Temos muito a trabalhar para fortalecer e tornar cotidiano o entendimento de
que nossos povos têm uma cosmovisão indígena, uma filosofia indígena, e
tecnologias indígenas. Devemos lembrar que nossos povos tiveram e têm ciência,
e que além do colonialismo, que pretendia nos fazer sentir vergonha de nossa
cultura. Como diria a socióloga boliviana Silvia Rivera Cusicanqui, nós, os
indígenas, fomos, somos oprimidos, mas nunca vencidos.
Para concluir,
tudo o que estou falando de forma resumida, acredito que precisa ser debatido e
aprofundado com urgência, dada a crise climática que afeta principalmente
nossos territórios. Nesse contexto, os cientistas indígenas desempenham um
papel importante para enfrentar essa situação. Não é verdade que a mudança
climática afete a todos igualmente; isso é mentira. Existem povos que sofrem
consequências mais severas. Há um racismo ambiental em que os territórios dos
povos indígenas são os mais afetados pela contaminação da mineração e pela
expansão da fronteira agrícola. O extrativismo ataca diariamente as terras
indígenas, principalmente na Amazônia, por serem férteis.
Já ouvimos muitas
supostas alternativas para esse problema, já ouvimos muito falar sobre
desenvolvimento sustentável. Até tivemos e temos governos que criaram uma série
de leis de proteção à natureza, concederam direitos à natureza, criaram leis
sobre os direitos da Pachamama, até
discursaram sobre o Bom Viver. Mas a realidade mostra outra coisa; a realidade
mostra que o racismo ambiental não mudou, ainda está presente. A realidade
também mostra, e nós, os andinos aymaras da Bolívia, podemos falar com
propriedade e tristeza, que as revoluções jurídicas não são suficientes para
uma mudança estrutural. Não depende apenas do Estado; depende muito da consciência
de nosso povo, que aposta e acredita em um outro horizonte.
Não alcançaremos
justiça climática se nós, os próprios indígenas, não pensarmos, pesquisarmos e
desenvolvermos nossas próprias estratégias de luta e cuidado com nosso
território. Precisamos de parcerias, sim, mas nós conhecemos melhor nossas
necessidades, e devemos liderar as respostas. O pensador indianista
aymara-quechua da Bolívia, Fausto Reinaga, costumava dizer o seguinte, e com
isso concluo minha fala:
“O
que desejo enfatizar é que: para saber o que é ser indígena, é preciso ser indígena.

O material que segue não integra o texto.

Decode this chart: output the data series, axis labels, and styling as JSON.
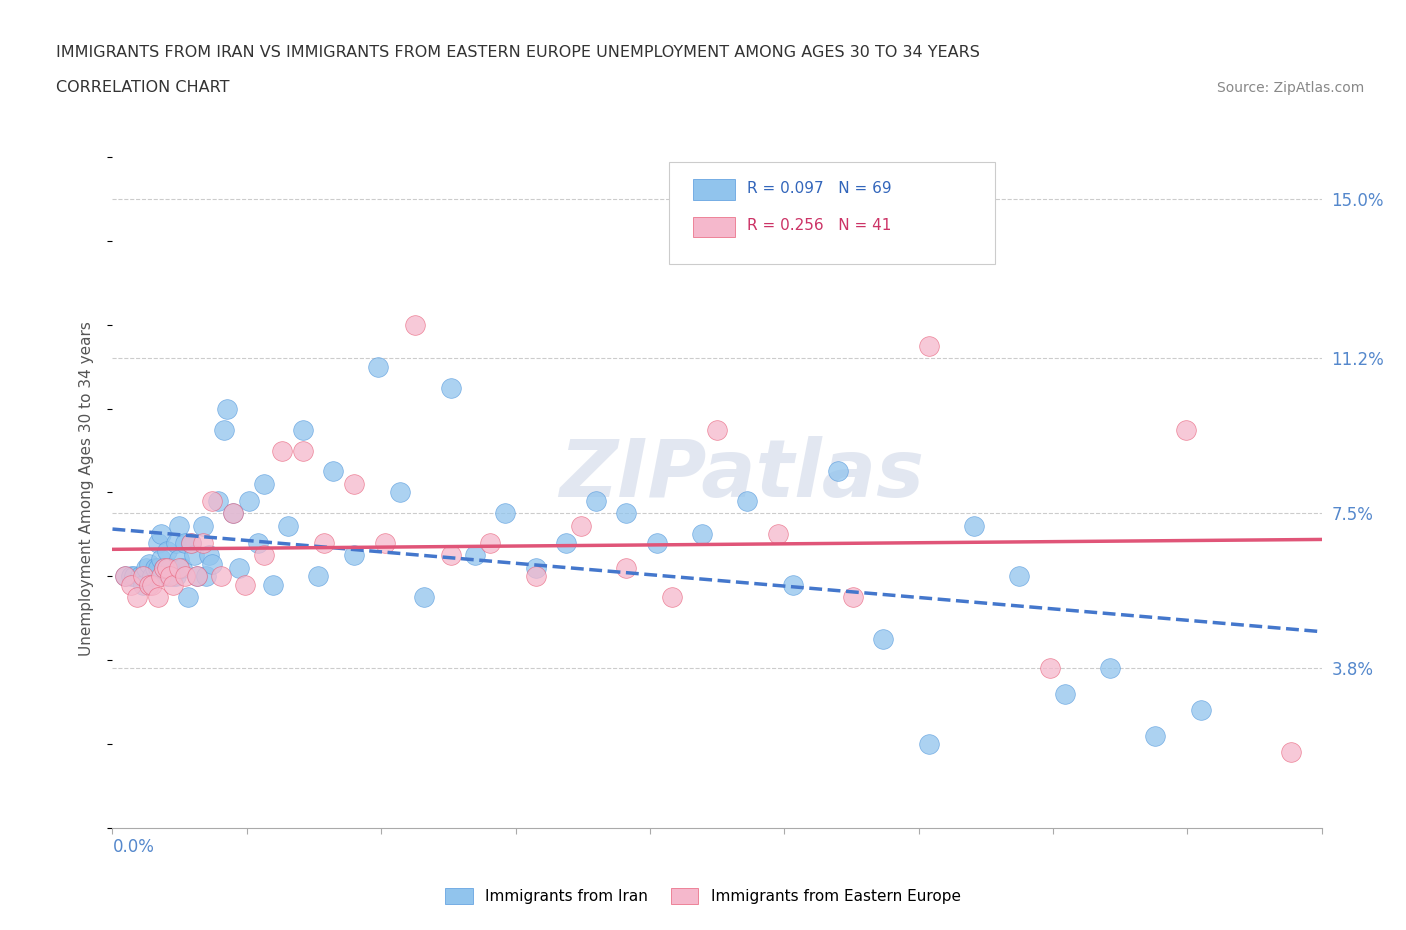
{
  "title_line1": "IMMIGRANTS FROM IRAN VS IMMIGRANTS FROM EASTERN EUROPE UNEMPLOYMENT AMONG AGES 30 TO 34 YEARS",
  "title_line2": "CORRELATION CHART",
  "source_text": "Source: ZipAtlas.com",
  "ylabel": "Unemployment Among Ages 30 to 34 years",
  "xlim": [
    0.0,
    0.4
  ],
  "ylim": [
    0.0,
    0.162
  ],
  "right_ytick_labels": [
    "3.8%",
    "7.5%",
    "11.2%",
    "15.0%"
  ],
  "right_ytick_values": [
    0.038,
    0.075,
    0.112,
    0.15
  ],
  "legend_iran_r": "R = 0.097",
  "legend_iran_n": "N = 69",
  "legend_ee_r": "R = 0.256",
  "legend_ee_n": "N = 41",
  "color_iran": "#91c4ed",
  "color_iran_edge": "#5599dd",
  "color_ee": "#f5b8cc",
  "color_ee_edge": "#e8607a",
  "color_iran_line": "#4477cc",
  "color_ee_line": "#e05578",
  "background_color": "#ffffff",
  "grid_color": "#cccccc",
  "watermark_text": "ZIPatlas",
  "iran_x": [
    0.004,
    0.006,
    0.007,
    0.009,
    0.01,
    0.011,
    0.012,
    0.013,
    0.014,
    0.015,
    0.015,
    0.016,
    0.016,
    0.017,
    0.018,
    0.018,
    0.019,
    0.02,
    0.021,
    0.021,
    0.022,
    0.022,
    0.023,
    0.024,
    0.025,
    0.026,
    0.027,
    0.028,
    0.03,
    0.031,
    0.032,
    0.033,
    0.035,
    0.037,
    0.038,
    0.04,
    0.042,
    0.045,
    0.048,
    0.05,
    0.053,
    0.058,
    0.063,
    0.068,
    0.073,
    0.08,
    0.088,
    0.095,
    0.103,
    0.112,
    0.12,
    0.13,
    0.14,
    0.15,
    0.16,
    0.17,
    0.18,
    0.195,
    0.21,
    0.225,
    0.24,
    0.255,
    0.27,
    0.285,
    0.3,
    0.315,
    0.33,
    0.345,
    0.36
  ],
  "iran_y": [
    0.06,
    0.06,
    0.06,
    0.06,
    0.058,
    0.062,
    0.063,
    0.06,
    0.062,
    0.062,
    0.068,
    0.064,
    0.07,
    0.062,
    0.06,
    0.066,
    0.062,
    0.06,
    0.06,
    0.068,
    0.064,
    0.072,
    0.062,
    0.068,
    0.055,
    0.068,
    0.065,
    0.06,
    0.072,
    0.06,
    0.065,
    0.063,
    0.078,
    0.095,
    0.1,
    0.075,
    0.062,
    0.078,
    0.068,
    0.082,
    0.058,
    0.072,
    0.095,
    0.06,
    0.085,
    0.065,
    0.11,
    0.08,
    0.055,
    0.105,
    0.065,
    0.075,
    0.062,
    0.068,
    0.078,
    0.075,
    0.068,
    0.07,
    0.078,
    0.058,
    0.085,
    0.045,
    0.02,
    0.072,
    0.06,
    0.032,
    0.038,
    0.022,
    0.028
  ],
  "ee_x": [
    0.004,
    0.006,
    0.008,
    0.01,
    0.012,
    0.013,
    0.015,
    0.016,
    0.017,
    0.018,
    0.019,
    0.02,
    0.022,
    0.024,
    0.026,
    0.028,
    0.03,
    0.033,
    0.036,
    0.04,
    0.044,
    0.05,
    0.056,
    0.063,
    0.07,
    0.08,
    0.09,
    0.1,
    0.112,
    0.125,
    0.14,
    0.155,
    0.17,
    0.185,
    0.2,
    0.22,
    0.245,
    0.27,
    0.31,
    0.355,
    0.39
  ],
  "ee_y": [
    0.06,
    0.058,
    0.055,
    0.06,
    0.058,
    0.058,
    0.055,
    0.06,
    0.062,
    0.062,
    0.06,
    0.058,
    0.062,
    0.06,
    0.068,
    0.06,
    0.068,
    0.078,
    0.06,
    0.075,
    0.058,
    0.065,
    0.09,
    0.09,
    0.068,
    0.082,
    0.068,
    0.12,
    0.065,
    0.068,
    0.06,
    0.072,
    0.062,
    0.055,
    0.095,
    0.07,
    0.055,
    0.115,
    0.038,
    0.095,
    0.018
  ]
}
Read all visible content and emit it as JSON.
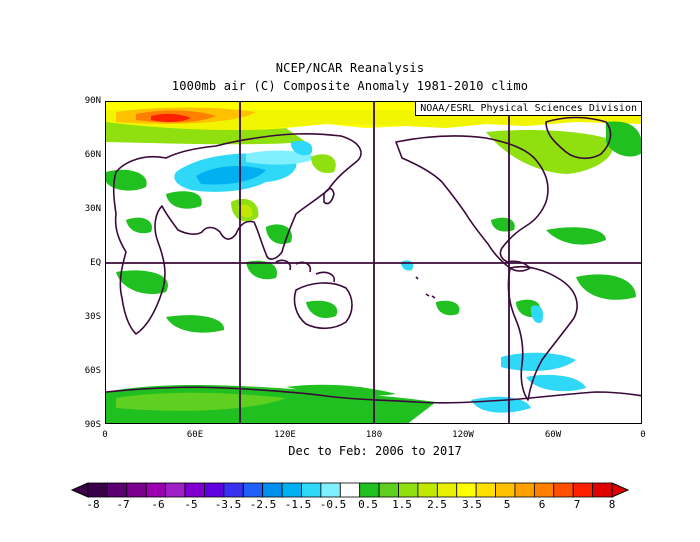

Porque aquele que é apenas "culturalmente" indígena só pode
"revelar" o indígena. Mas aquele que é indígena de carne e coração,
cosmos e raça, não apenas "revela" o indígena, mas também o rebela. ”
Muito obrigado. Jallalla!
Brasília, 20 de março de 2024
[1] Parte deste texto foi apresentada no painel 'Justiça Climática, Ciência Indígena e Cosmovisões Ancestrais' durante o Encontro Internacional de Ciência Indígena e Justiça Climática, em Brasília 2024.